Keywords: Agent Based Modelling
Need: Agent based modelling is a powerful tool for simulating complex problems such as the spread of epidemics, consumer behaviour or congestion. However, there are not many successful examples of applied agent based simulation in the NHS, partly due to finding an appropriate use-case and partly due to the level of complication in the model development. HASH have created an online intuitive tool which allows for this technique to be demonstrated in a transparent manner. Using HASH or a similar tool, this project would seek to investigate the power of agent based simulations and their appropriate application for managing health services.
Current Knowledge/Examples & Possible Techniques/Approaches: Whilst other suitable tools may exist (Mesa (Python) or Repast (Java) frameworks), our discovery work has demonstrated that HASH would allow a model to be created in the timeframes for this project and that the learnings would be transferable and open. Example simulations can be found on the HASH website as well as a guide to using the HASH process modeling library and visual interface. However, if a candidate brings experience/knowledge of an alternative open framework for building these models, then the project could focus on demonstrating a use-case through their recommended tool.

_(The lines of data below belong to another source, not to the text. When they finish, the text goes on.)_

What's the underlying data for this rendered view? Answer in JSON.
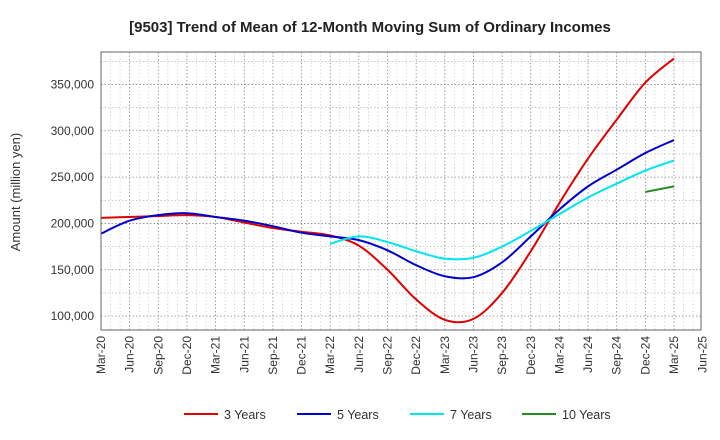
{
  "chart_data": {
    "type": "line",
    "title": "[9503]  Trend of Mean of 12-Month Moving Sum of Ordinary Incomes",
    "xlabel": "",
    "ylabel": "Amount (million yen)",
    "ylim": [
      85000,
      385000
    ],
    "yticks": [
      100000,
      150000,
      200000,
      250000,
      300000,
      350000
    ],
    "ytick_labels": [
      "100,000",
      "150,000",
      "200,000",
      "250,000",
      "300,000",
      "350,000"
    ],
    "x_tick_labels": [
      "Mar-20",
      "Jun-20",
      "Sep-20",
      "Dec-20",
      "Mar-21",
      "Jun-21",
      "Sep-21",
      "Dec-21",
      "Mar-22",
      "Jun-22",
      "Sep-22",
      "Dec-22",
      "Mar-23",
      "Jun-23",
      "Sep-23",
      "Dec-23",
      "Mar-24",
      "Jun-24",
      "Sep-24",
      "Dec-24",
      "Mar-25",
      "Jun-25"
    ],
    "grid": true,
    "legend_position": "bottom",
    "series": [
      {
        "name": "3 Years",
        "color": "#e00000",
        "start_index": 0,
        "values": [
          206000,
          207000,
          208000,
          209000,
          207000,
          201000,
          195000,
          191000,
          187000,
          176000,
          150000,
          118000,
          96000,
          97000,
          125000,
          170000,
          222000,
          270000,
          312000,
          352000,
          378000
        ]
      },
      {
        "name": "5 Years",
        "color": "#0000cc",
        "start_index": 0,
        "values": [
          189000,
          203000,
          209000,
          211000,
          207000,
          203000,
          197000,
          190000,
          186000,
          182000,
          171000,
          155000,
          143000,
          142000,
          158000,
          186000,
          215000,
          240000,
          258000,
          276000,
          290000
        ]
      },
      {
        "name": "7 Years",
        "color": "#00e5ee",
        "start_index": 8,
        "values": [
          178000,
          186000,
          180000,
          170000,
          162000,
          163000,
          175000,
          192000,
          210000,
          228000,
          243000,
          257000,
          268000
        ]
      },
      {
        "name": "10 Years",
        "color": "#228b22",
        "start_index": 19,
        "values": [
          234000,
          240000
        ]
      }
    ]
  }
}
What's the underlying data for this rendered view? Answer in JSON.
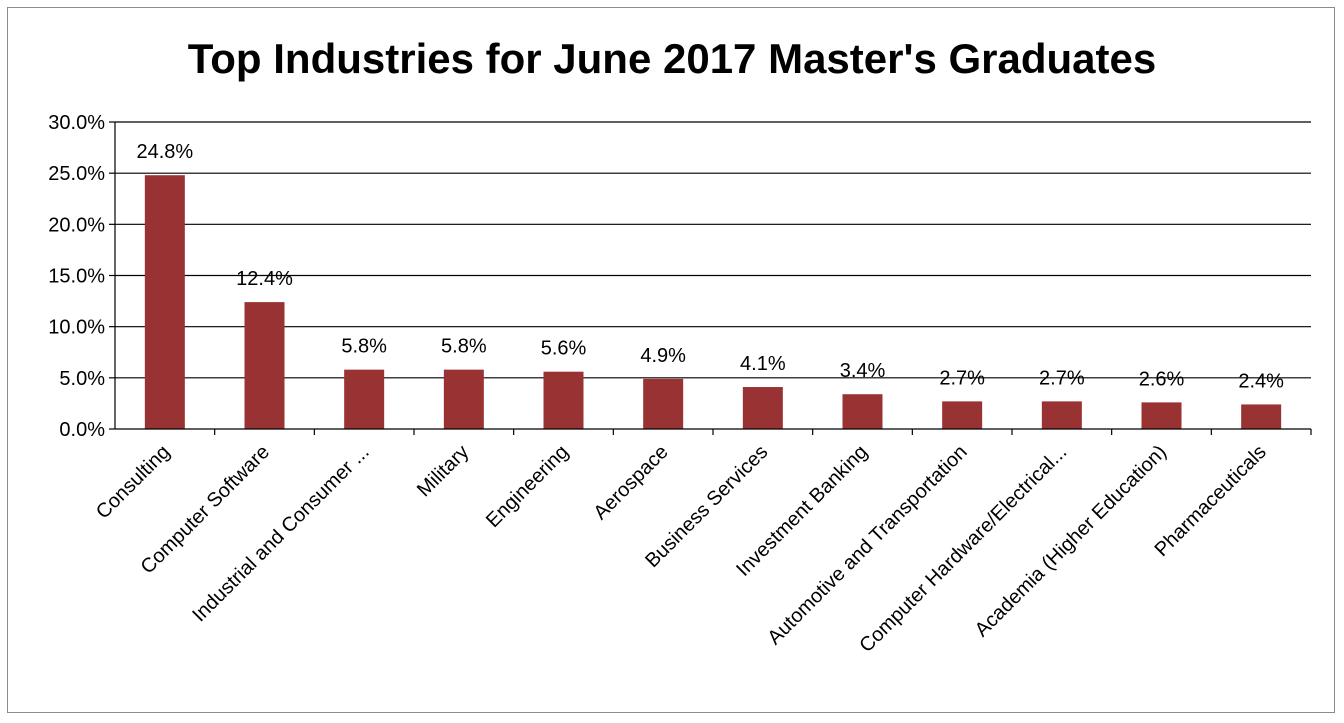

Related Previous Internship Projects: SynPath
Enables Future Work: Demonstration of technique feeding into further SynPath developments as well as supporting pathway analysis and system modelling programmes.
Outcome/Learning Objectives: A&E capacity model built in HASH or alternate framework. Staff acting as agents deciding which patient to prioritise based on patient characteristics, current queue and A&E capacity (triage model). Learning would highlight when benefit can be realised from this approach and how to validate the model behaviour against reality.
Datasets: n/a for development, but SUS and ECDS data for validation.
Desired skill set: When applying please highlight any experience around agent based simulations, coding experience (including any coding in the open), and any other data science experience you feel relevant.